However, the policy of balanced regional development was, in itself, no guarantee that the benefits would extend to the rural hinterland.

In tourism, for instance, he said, the doubling of revenue in the 1990s still meant that the Dublin, Cork/Kerry, Galway and Clare/Limerick regions had consistently earned 70 per cent of the rising revenue.

Mr Commins said an important feature of the development of rural enterprises was the role of "incomers" to rural areas.

These include non-natives and returning emigrants.

"Many seek a desirable residential environment and they bring with them employment experience, useful personal contacts, access to business networks and awareness of new market opportunities," he said.

Mr Cathal Cowan of the Teagasc national food centre said markets for organically produced food were expected to treble over the next four years.

Sales of organic food here had increased steadily from a very low base in the mid-1990s but was expected to treble and be worth €86 million by 2006.

Fruit and vegetables accounted for over 40 per cent of all organic sales but 70 per cent of these were imported.

Organic beef and lamb had expanded in recent years and now accounted for 25 per cent of total organic food sales.

Ireland, he said, lagged behind much of Europe in the development of an organic milk market and he urged producers and processors to consider meeting European demands.
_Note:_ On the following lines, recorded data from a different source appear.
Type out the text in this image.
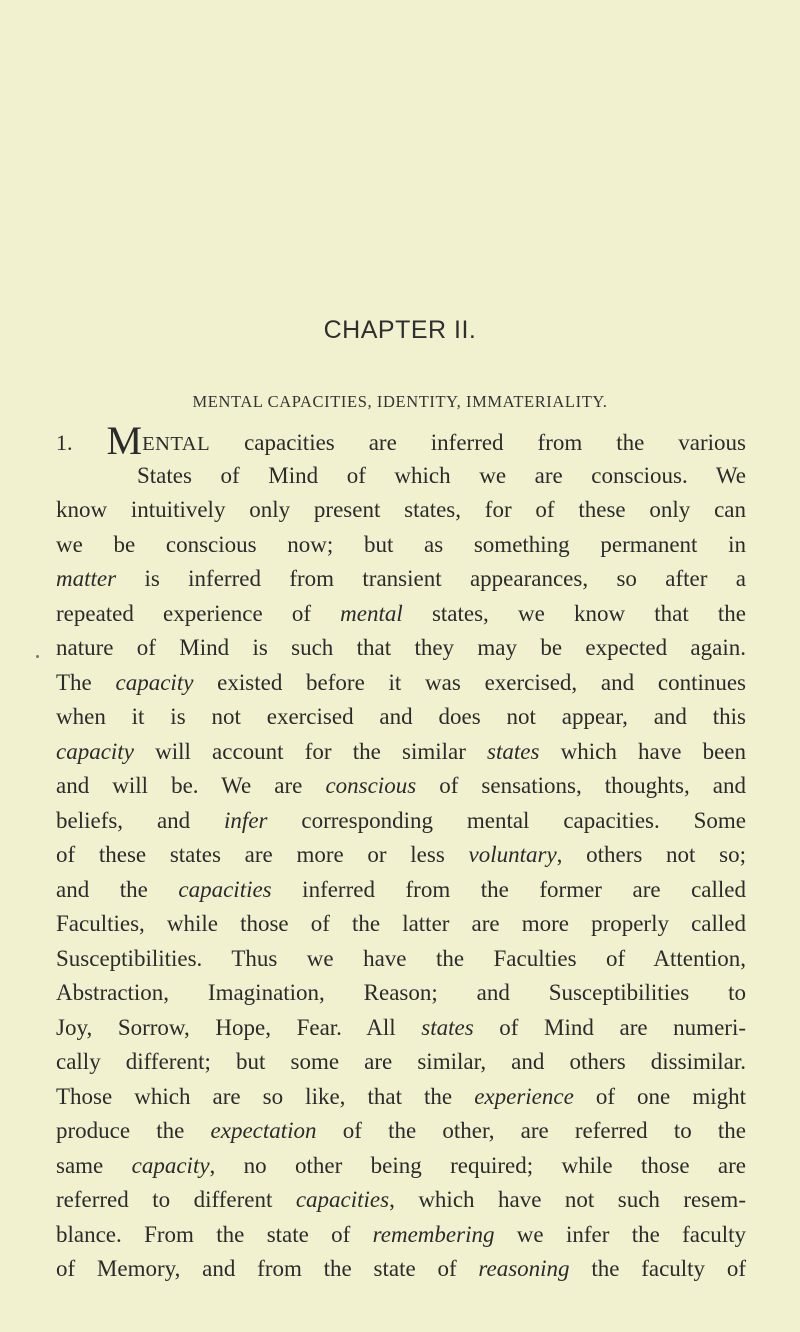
CHAPTER II.
MENTAL CAPACITIES, IDENTITY, IMMATERIALITY.
1. MENTAL capacities are inferred from the various
States of Mind of which we are conscious. We
know intuitively only present states, for of these only can
we be conscious now; but as something permanent in
matter is inferred from transient appearances, so after a
repeated experience of mental states, we know that the
nature of Mind is such that they may be expected again.
The capacity existed before it was exercised, and continues
when it is not exercised and does not appear, and this
capacity will account for the similar states which have been
and will be. We are conscious of sensations, thoughts, and
beliefs, and infer corresponding mental capacities. Some
of these states are more or less voluntary, others not so;
and the capacities inferred from the former are called
Faculties, while those of the latter are more properly called
Susceptibilities. Thus we have the Faculties of Attention,
Abstraction, Imagination, Reason; and Susceptibilities to
Joy, Sorrow, Hope, Fear. All states of Mind are numeri-
cally different; but some are similar, and others dissimilar.
Those which are so like, that the experience of one might
produce the expectation of the other, are referred to the
same capacity, no other being required; while those are
referred to different capacities, which have not such resem-
blance. From the state of remembering we infer the faculty
of Memory, and from the state of reasoning the faculty of
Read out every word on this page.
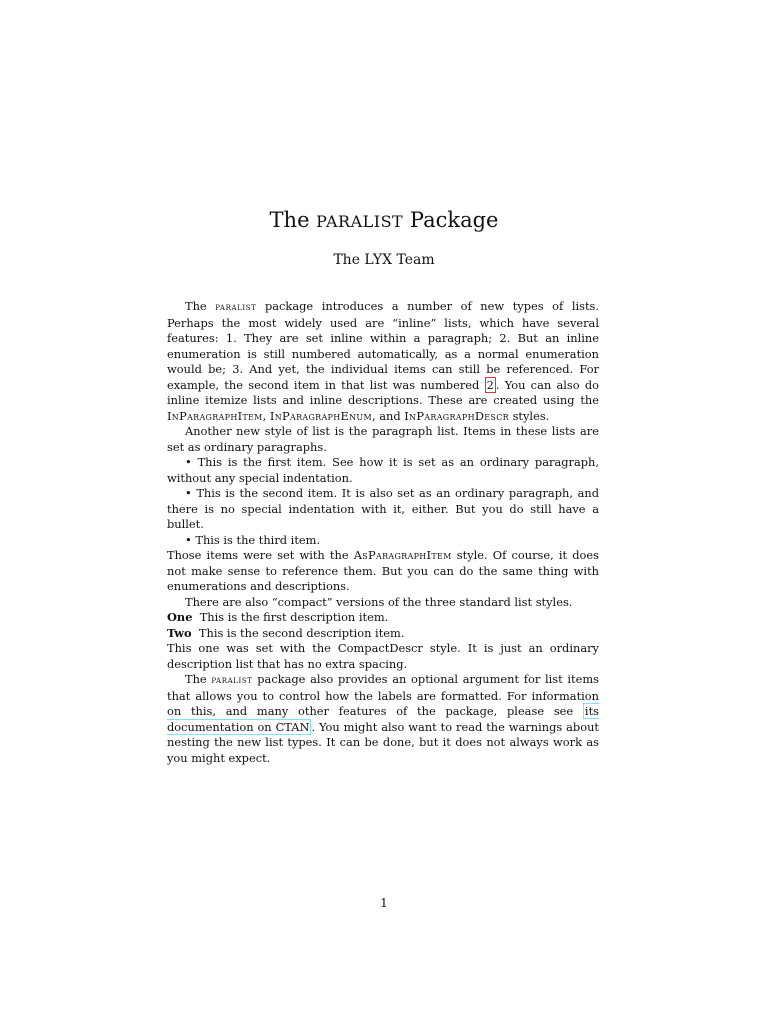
The PARALIST Package
The LYX Team

The paralist package introduces a number of new types of lists. Perhaps the most widely used are “inline” lists, which have several features: 1. They are set inline within a paragraph; 2. But an inline enumeration is still numbered automatically, as a normal enumeration would be; 3. And yet, the individual items can still be referenced. For example, the second item in that list was numbered 2 . You can also do inline itemize lists and inline descriptions. These are created using the InParagraphItem, InParagraphEnum, and InParagraphDescr styles.

Another new style of list is the paragraph list. Items in these lists are set as ordinary paragraphs.

• This is the first item. See how it is set as an ordinary paragraph, without any special indentation.

• This is the second item. It is also set as an ordinary paragraph, and there is no special indentation with it, either. But you do still have a bullet.

• This is the third item.

Those items were set with the AsParagraphItem style. Of course, it does not make sense to reference them. But you can do the same thing with enumerations and descriptions.

There are also “compact” versions of the three standard list styles.

One This is the first description item.

Two This is the second description item.

This one was set with the CompactDescr style. It is just an ordinary description list that has no extra spacing.

The paralist package also provides an optional argument for list items that allows you to control how the labels are formatted. For information on this, and many other features of the package, please see its documentation on CTAN . You might also want to read the warnings about nesting the new list types. It can be done, but it does not always work as you might expect.

1
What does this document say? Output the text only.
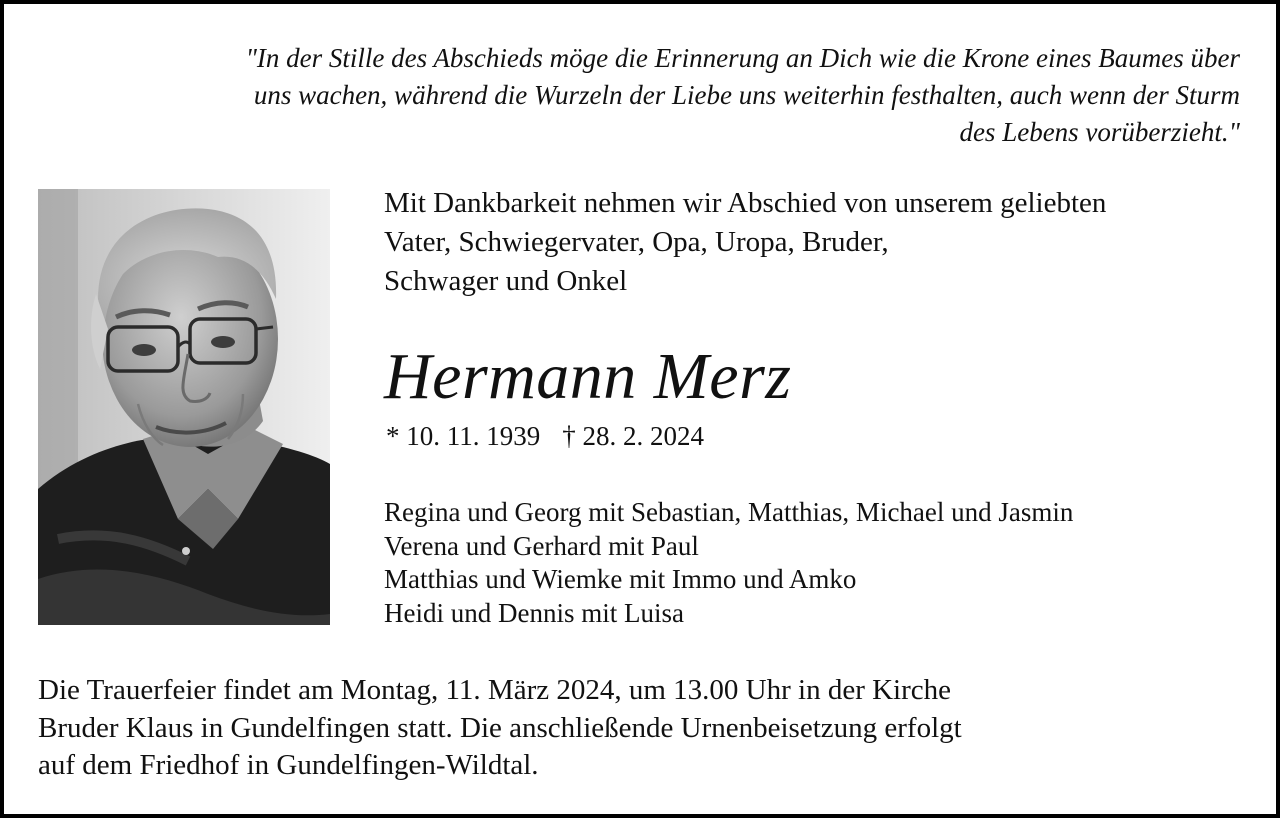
"In der Stille des Abschieds möge die Erinnerung an Dich wie die Krone eines Baumes über
uns wachen, während die Wurzeln der Liebe uns weiterhin festhalten, auch wenn der Sturm
des Lebens vorüberzieht."
Mit Dankbarkeit nehmen wir Abschied von unserem geliebten
Vater, Schwiegervater, Opa, Uropa, Bruder,
Schwager und Onkel
Hermann Merz
* 10. 11. 1939 † 28. 2. 2024
Regina und Georg mit Sebastian, Matthias, Michael und Jasmin
Verena und Gerhard mit Paul
Matthias und Wiemke mit Immo und Amko
Heidi und Dennis mit Luisa
Die Trauerfeier findet am Montag, 11. März 2024, um 13.00 Uhr in der Kirche
Bruder Klaus in Gundelfingen statt. Die anschließende Urnenbeisetzung erfolgt
auf dem Friedhof in Gundelfingen-Wildtal.
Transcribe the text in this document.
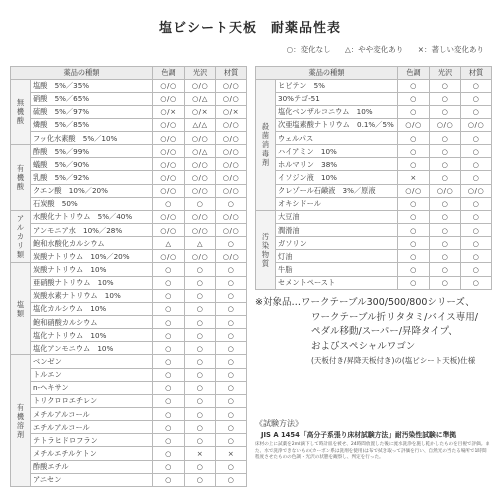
塩ビシート天板　耐薬品性表
○：変化なし △：やや変化あり ×：著しい変化あり
薬品の種類		色調	光沢	材質

無
機
酸	塩酸　5%／35%	○/○	○/○	○/○
	硝酸　5%／65%	○/○	○/△	○/○
	硫酸　5%／97%	○/×	○/×	○/×
	燐酸　5%／85%	○/○	△/△	○/○
	フッ化水素酸　5%／10%	○/○	○/○	○/○

有
機
酸	酢酸　5%／99%	○/○	○/△	○/○
	蟻酸　5%／90%	○/○	○/○	○/○
	乳酸　5%／92%	○/○	○/○	○/○
	クエン酸　10%／20%	○/○	○/○	○/○
	石炭酸　50%	○	○	○

ア
ル
カ
リ
類	水酸化ナトリウム　5%／40%	○/○	○/○	○/○
	アンモニア水　10%／28%	○/○	○/○	○/○
	飽和水酸化カルシウム	△	△	○
	炭酸ナトリウム　10%／20%	○/○	○/○	○/○

塩
類	炭酸ナトリウム　10%	○	○	○
	亜硝酸ナトリウム　10%	○	○	○
	炭酸水素ナトリウム　10%	○	○	○
	塩化カルシウム　10%	○	○	○
	飽和硝酸カルシウム	○	○	○
	塩化ナトリウム　10%	○	○	○
	塩化アンモニウム　10%	○	○	○

有
機
溶
剤	ベンゼン	○	○	○
	トルエン	○	○	○
	n-ヘキサン	○	○	○
	トリクロロエチレン	○	○	○
	メチルアルコール	○	○	○
	エチルアルコール	○	○	○
	テトラヒドロフラン	○	○	○
	メチルエチルケトン	○	×	×
	酢酸エチル	○	○	○
	アニセン	○	○	○
薬品の種類		色調	光沢	材質

殺
菌
消
毒
剤	ヒビテン　5%	○	○	○
	30%テゴ-51	○	○	○
	塩化ベンザルコニウム　10%	○	○	○
	次亜塩素酸ナトリウム　0.1%／5%	○/○	○/○	○/○
	ウェルパス	○	○	○
	ハイアミン　10%	○	○	○
	ホルマリン　38%	○	○	○
	イソジン液　10%	×	○	○
	クレゾール石鹸液　3%／原液	○/○	○/○	○/○
	オキシドール	○	○	○

汚
染
物
質	大豆油	○	○	○
	潤滑油	○	○	○
	ガソリン	○	○	○
	灯油	○	○	○
	牛脂	○	○	○
	セメントペースト	○	○	○
※対象品…ワークテーブル300/500/800シリーズ、
ワークテーブル折リタタミ/バイス専用/
ペダル移動/スーパー/昇降タイプ、
およびスペシャルワゴン
(天板付き/昇降天板付き)の(塩ビシート天板)仕様
《試験方法》
JIS A 1454「高分子系張り床材試験方法」耐汚染性試験に準拠
床材の上に試薬を2ml滴下して時計皿を被せ、24時間放置した後に流水洗浄を施し乾かしたものを目視で評価。また、水で洗浄できないもの(カーボン系は洗剤を使用)は布で拭き取って評価を行い、自然光の当たる場所で1時間程度させたものの色調・光沢の状態を観察し、判定を行った。
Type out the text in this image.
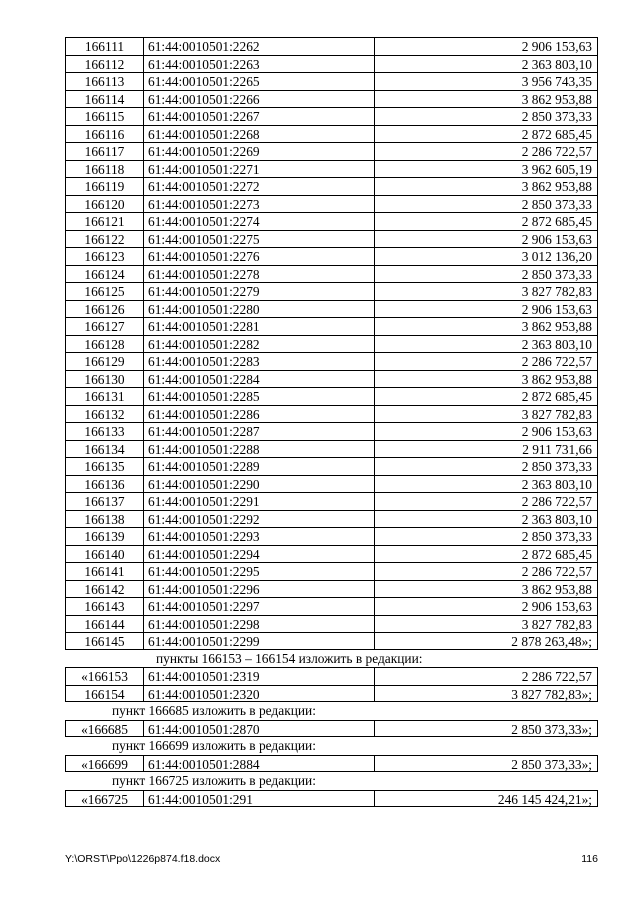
166111	61:44:0010501:2262	2 906 153,63
166112	61:44:0010501:2263	2 363 803,10
166113	61:44:0010501:2265	3 956 743,35
166114	61:44:0010501:2266	3 862 953,88
166115	61:44:0010501:2267	2 850 373,33
166116	61:44:0010501:2268	2 872 685,45
166117	61:44:0010501:2269	2 286 722,57
166118	61:44:0010501:2271	3 962 605,19
166119	61:44:0010501:2272	3 862 953,88
166120	61:44:0010501:2273	2 850 373,33
166121	61:44:0010501:2274	2 872 685,45
166122	61:44:0010501:2275	2 906 153,63
166123	61:44:0010501:2276	3 012 136,20
166124	61:44:0010501:2278	2 850 373,33
166125	61:44:0010501:2279	3 827 782,83
166126	61:44:0010501:2280	2 906 153,63
166127	61:44:0010501:2281	3 862 953,88
166128	61:44:0010501:2282	2 363 803,10
166129	61:44:0010501:2283	2 286 722,57
166130	61:44:0010501:2284	3 862 953,88
166131	61:44:0010501:2285	2 872 685,45
166132	61:44:0010501:2286	3 827 782,83
166133	61:44:0010501:2287	2 906 153,63
166134	61:44:0010501:2288	2 911 731,66
166135	61:44:0010501:2289	2 850 373,33
166136	61:44:0010501:2290	2 363 803,10
166137	61:44:0010501:2291	2 286 722,57
166138	61:44:0010501:2292	2 363 803,10
166139	61:44:0010501:2293	2 850 373,33
166140	61:44:0010501:2294	2 872 685,45
166141	61:44:0010501:2295	2 286 722,57
166142	61:44:0010501:2296	3 862 953,88
166143	61:44:0010501:2297	2 906 153,63
166144	61:44:0010501:2298	3 827 782,83
166145	61:44:0010501:2299	2 878 263,48»;
пункты 166153 – 166154 изложить в редакции:
«166153	61:44:0010501:2319	2 286 722,57
166154	61:44:0010501:2320	3 827 782,83»;
пункт 166685 изложить в редакции:
«166685	61:44:0010501:2870	2 850 373,33»;
пункт 166699 изложить в редакции:
«166699	61:44:0010501:2884	2 850 373,33»;
пункт 166725 изложить в редакции:
«166725	61:44:0010501:291	246 145 424,21»;
Y:\ORST\Ppo\1226p874.f18.docx	116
He said producers of beef could expect to increase their net margin by 20 per cent by converting to organic but output would decline by 15 per cent, even though production costs would be 7 per cent lower.

He said almost 1,100 farmers were now involved in organic production or in the process of converting to it.

The conference heard from Mr Brendan Kearney, an agricultural consultant, that planting by farmers now accounted for 90 per cent of total afforestation compared to less than 10 per cent in the early 1980s.

Ireland still has the lowest forest cover in the EU at 9 per cent, compared with an average of 31 per cent for the EU as a whole.

Four hundred delegates from all over the State attended the conference, held in the Tullamore Court Hotel.